Wednesday 3 November 2021

Review Writersmosaic magazine

 Received a terrific review of my novel in the Writersmosaic magazine funded by The Royal Society of Literature, London. I thank them for it. The link is below.

The Lost Woman of Santacruz

    Vijay Medtia

    (Leadstart Publishing, 2021)

    Review by Pete Kalu

     

    Police Inspector Ajay Shaktawat of the Mumbai police force is in dire straits with his personal life. The last thing he needs is a cop-killer case. That’s what lands on his desk. With politicians, press, Delhi Special Branch and others breathing down his neck, his plans to ease off work in order to rescue his relationship with his wife – rekindle bonds with his children, and generally become a nicer person – fade amidst a welter of what-might-have-beens and if-onlysOut there in the big, brawling city, retired police officers keep getting murdered.

    A rambunctious detective story, one of the best I’ve read this year, this first book in the Police Inspector Ajay Shaktawat series achieves that rare feat of simultaneously yoking the broad existential question of how we achieve intimacy in the anonymising, dehumanising city with the page-turning suspense and joy (yes, joy) of a well-crafted, detective story.

    The balancing of these two components – intimacy and plot – deserves attention. Although written in the terse style of the hard-boiled detective sub-genre, The Lost Woman of Santacruz deviates from the Chandler and Hammett template. Unlike Chandler or Hammett, who carefully shield us, the readers, from the private lives of their detectives Marlowe and Spade, Vijay Medtia allows us into the messy and very real complications of Shaktawat’s issues with his wife, his fraught relationship with his mother, and his children’s longing for him to become more father than cop. The oscillation between the internal narrative – how Shaktawat attempts (however maladroitly) to improve his relationships with those he loves – and the external business of pursuing clues, tailing suspects, pressing for evidence to be analysed and negotiating office politics is skilfully orchestrated. Shaktawat’s ultimate failure to successfully juggle it all feels human and is touching. 
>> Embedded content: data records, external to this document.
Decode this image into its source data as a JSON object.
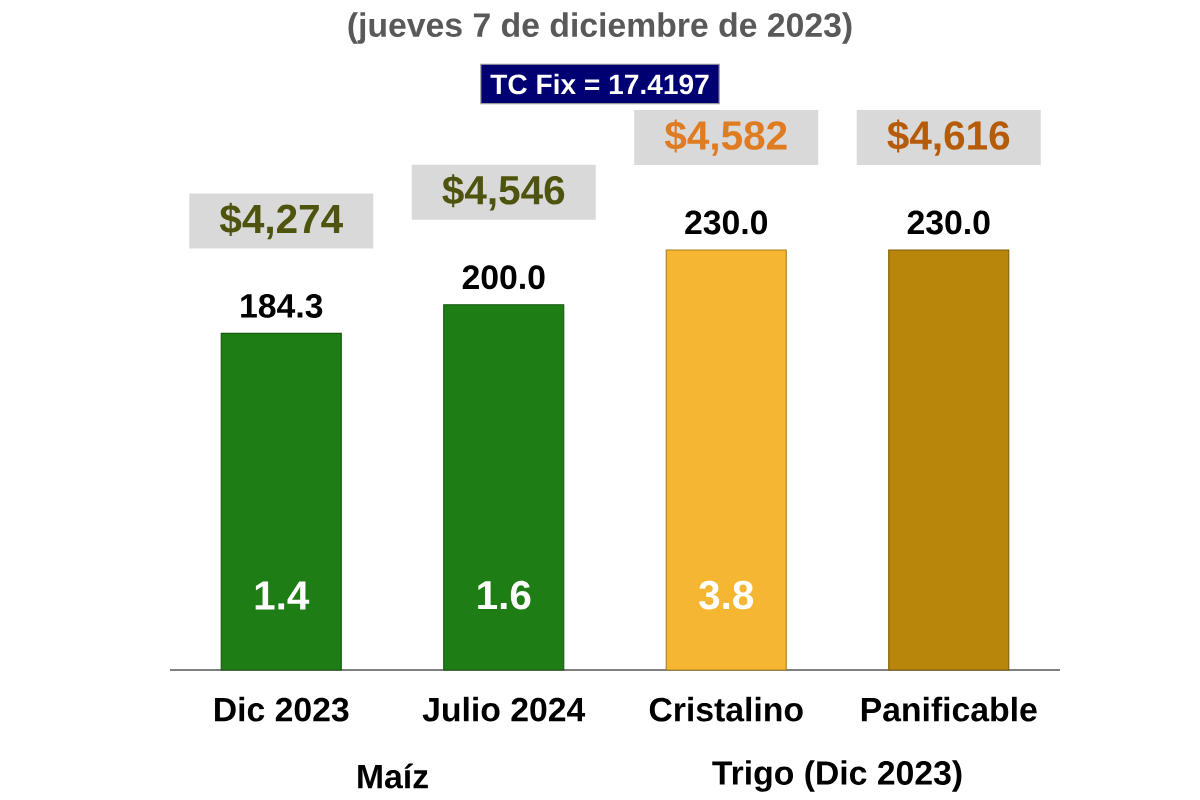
{
  "chart_data": {
    "type": "bar",
    "title": "(jueves 7 de diciembre de 2023)",
    "categories": [
      "Dic 2023",
      "Julio 2024",
      "Cristalino",
      "Panificable"
    ],
    "values": [
      184.3,
      200.0,
      230.0,
      230.0
    ],
    "value_labels": [
      "184.3",
      "200.0",
      "230.0",
      "230.0"
    ],
    "colors": [
      "#1e7d14",
      "#1e7d14",
      "#f5b731",
      "#b8860b"
    ],
    "annotations": [
      "TC Fix = 17.4197",
      "$4,274",
      "$4,546",
      "$4,582",
      "$4,616",
      "1.4",
      "1.6",
      "3.8",
      "Maíz",
      "Trigo (Dic 2023)"
    ]
  }
}
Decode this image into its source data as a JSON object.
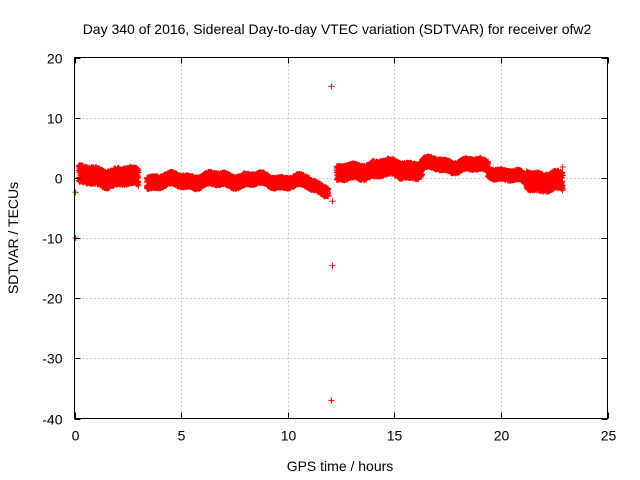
{
  "chart_data": {
    "type": "scatter",
    "title": "Day 340 of 2016, Sidereal Day-to-day VTEC variation (SDTVAR) for receiver ofw2",
    "xlabel": "GPS time / hours",
    "ylabel": "SDTVAR / TECUs",
    "xlim": [
      0,
      25
    ],
    "ylim": [
      -40,
      20
    ],
    "xticks": [
      0,
      5,
      10,
      15,
      20,
      25
    ],
    "yticks": [
      -40,
      -30,
      -20,
      -10,
      0,
      10,
      20
    ],
    "grid": true,
    "marker": "+",
    "color": "#ff0000",
    "series": [
      {
        "name": "SDTVAR",
        "bands": [
          {
            "x_start": 0.2,
            "x_end": 3.0,
            "center_start": 0.3,
            "center_end": 0.0,
            "half_width": 1.4
          },
          {
            "x_start": 3.4,
            "x_end": 8.0,
            "center_start": -0.6,
            "center_end": -0.3,
            "half_width": 1.0
          },
          {
            "x_start": 8.0,
            "x_end": 11.0,
            "center_start": -0.3,
            "center_end": -0.8,
            "half_width": 0.9
          },
          {
            "x_start": 11.0,
            "x_end": 11.9,
            "center_start": -1.0,
            "center_end": -2.0,
            "half_width": 0.8
          },
          {
            "x_start": 12.3,
            "x_end": 14.0,
            "center_start": 0.4,
            "center_end": 1.6,
            "half_width": 1.2
          },
          {
            "x_start": 14.0,
            "x_end": 16.3,
            "center_start": 1.5,
            "center_end": 1.4,
            "half_width": 1.3
          },
          {
            "x_start": 16.3,
            "x_end": 19.4,
            "center_start": 2.2,
            "center_end": 2.0,
            "half_width": 0.9
          },
          {
            "x_start": 19.4,
            "x_end": 21.2,
            "center_start": 1.2,
            "center_end": -0.3,
            "half_width": 0.8
          },
          {
            "x_start": 21.2,
            "x_end": 22.9,
            "center_start": -0.3,
            "center_end": -0.8,
            "half_width": 1.5
          }
        ],
        "points": [
          {
            "x": 0.05,
            "y": -2.4
          },
          {
            "x": 0.05,
            "y": -10.0
          },
          {
            "x": 12.05,
            "y": 15.2
          },
          {
            "x": 12.1,
            "y": -3.9
          },
          {
            "x": 12.1,
            "y": -14.6
          },
          {
            "x": 12.05,
            "y": -37.0
          },
          {
            "x": 22.9,
            "y": 1.8
          }
        ]
      }
    ]
  }
}
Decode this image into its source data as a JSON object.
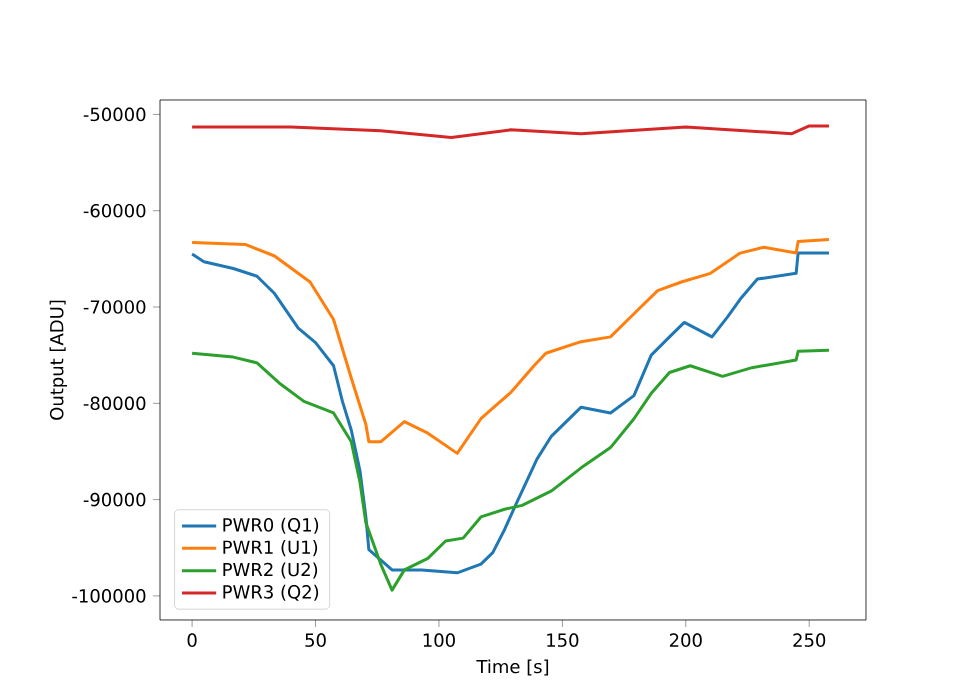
{
  "chart_data": {
    "type": "line",
    "xlabel": "Time [s]",
    "ylabel": "Output [ADU]",
    "xlim": [
      -13,
      273
    ],
    "ylim": [
      -102500,
      -48500
    ],
    "xticks": [
      0,
      50,
      100,
      150,
      200,
      250
    ],
    "yticks": [
      -100000,
      -90000,
      -80000,
      -70000,
      -60000,
      -50000
    ],
    "grid": false,
    "legend": "bottom left",
    "marker": "none",
    "line_style": "solid",
    "series": [
      {
        "name": "PWR0 (Q1)",
        "color": "#1f77b4",
        "x": [
          0,
          4.8,
          16.7,
          26.3,
          33.4,
          43,
          50,
          57.3,
          60.9,
          64.5,
          68,
          70.4,
          71.6,
          81,
          93,
          107.4,
          117,
          121.8,
          126.6,
          131,
          139.7,
          145.6,
          157.6,
          169.5,
          179,
          186,
          193.4,
          199.4,
          210.6,
          217,
          222,
          229,
          244.7,
          245.5,
          258
        ],
        "values": [
          -64500,
          -65300,
          -66000,
          -66800,
          -68600,
          -72200,
          -73700,
          -76100,
          -79800,
          -82800,
          -87000,
          -91800,
          -95200,
          -97300,
          -97300,
          -97600,
          -96700,
          -95500,
          -93100,
          -90600,
          -85800,
          -83400,
          -80400,
          -81000,
          -79200,
          -75000,
          -73100,
          -71600,
          -73100,
          -71000,
          -69200,
          -67100,
          -66500,
          -64400,
          -64400
        ]
      },
      {
        "name": "PWR1 (U1)",
        "color": "#ff7f0e",
        "x": [
          0,
          21.5,
          33.4,
          47.8,
          57.3,
          64.5,
          70.4,
          71.6,
          76.4,
          86,
          95.5,
          107.4,
          117,
          124,
          129,
          138.5,
          143.3,
          157.6,
          169.5,
          179,
          188.6,
          198.2,
          210,
          222,
          231.6,
          244.7,
          245.5,
          258
        ],
        "values": [
          -63300,
          -63500,
          -64700,
          -67400,
          -71300,
          -77400,
          -82200,
          -84000,
          -84000,
          -81900,
          -83100,
          -85200,
          -81600,
          -80000,
          -78900,
          -76100,
          -74800,
          -73600,
          -73100,
          -70700,
          -68300,
          -67400,
          -66500,
          -64400,
          -63800,
          -64400,
          -63200,
          -63000
        ]
      },
      {
        "name": "PWR2 (U2)",
        "color": "#2ca02c",
        "x": [
          0,
          16.7,
          26.3,
          35.8,
          45.3,
          57.3,
          64.5,
          68,
          70.4,
          76.4,
          81,
          86,
          95.5,
          102.7,
          109.8,
          117,
          126.6,
          133.7,
          145.6,
          157.6,
          169.5,
          179,
          186.2,
          193.4,
          201.8,
          214.9,
          226.8,
          244.7,
          245.5,
          258
        ],
        "values": [
          -74800,
          -75200,
          -75800,
          -78000,
          -79800,
          -81000,
          -84000,
          -88200,
          -92400,
          -96700,
          -99400,
          -97300,
          -96100,
          -94300,
          -94000,
          -91800,
          -91000,
          -90600,
          -89100,
          -86700,
          -84600,
          -81600,
          -78900,
          -76800,
          -76100,
          -77200,
          -76300,
          -75500,
          -74600,
          -74500
        ]
      },
      {
        "name": "PWR3 (Q2)",
        "color": "#d62728",
        "x": [
          0,
          40,
          76.4,
          105,
          129,
          157.6,
          200,
          243,
          250,
          258
        ],
        "values": [
          -51300,
          -51300,
          -51700,
          -52400,
          -51600,
          -52000,
          -51300,
          -52000,
          -51200,
          -51200
        ]
      }
    ]
  }
}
    Lost Woman’s other star character is the city of Mumbai. Medtia eschews the lush exoticism found in the Orientalist depictions of Indian cities favoured by some UK-based crime writers, and instead provides a convincing glimpse of a modern, stratified city – one whose glitches, quirks, gridlocks, cons and nuances the cop in Shaktawat knows like the back of his hand. The following exchange occurs when the owner of a roadside food joint asks if Shaktawat enjoyed the meal he’s just eaten:

    -Teach your chefs how to cook. They throw too many spices into the curry.

    -We have the best chefs, Saab.

    -And I’m Mahatma Gandhi. I live in Santacruz, I’m not a tourist.

    He left annoyed, not the best way to be when meeting his mother.

    Only a writer as confident in their knowledge of Mumbai as Medtia could pull off such dialogue.

    The observations, perceptions, internal and voiced dialogue of Lost Woman are all filtered through the restless consciousness of Shaktawat.  It is this restlessness which, more than any other element, carries the brilliance of Medtia as fiction writer: in Shaktawat he elaborates a thoughtful, philosophical and generous soul – intellectually curious, wryly humorous, pragmatic yet empathetic toward human frailties, and a smarter psychologist than the other professionals around him. Police Inspector Ajay Shaktawat is a fascinating creation. I suspect he is here to stay.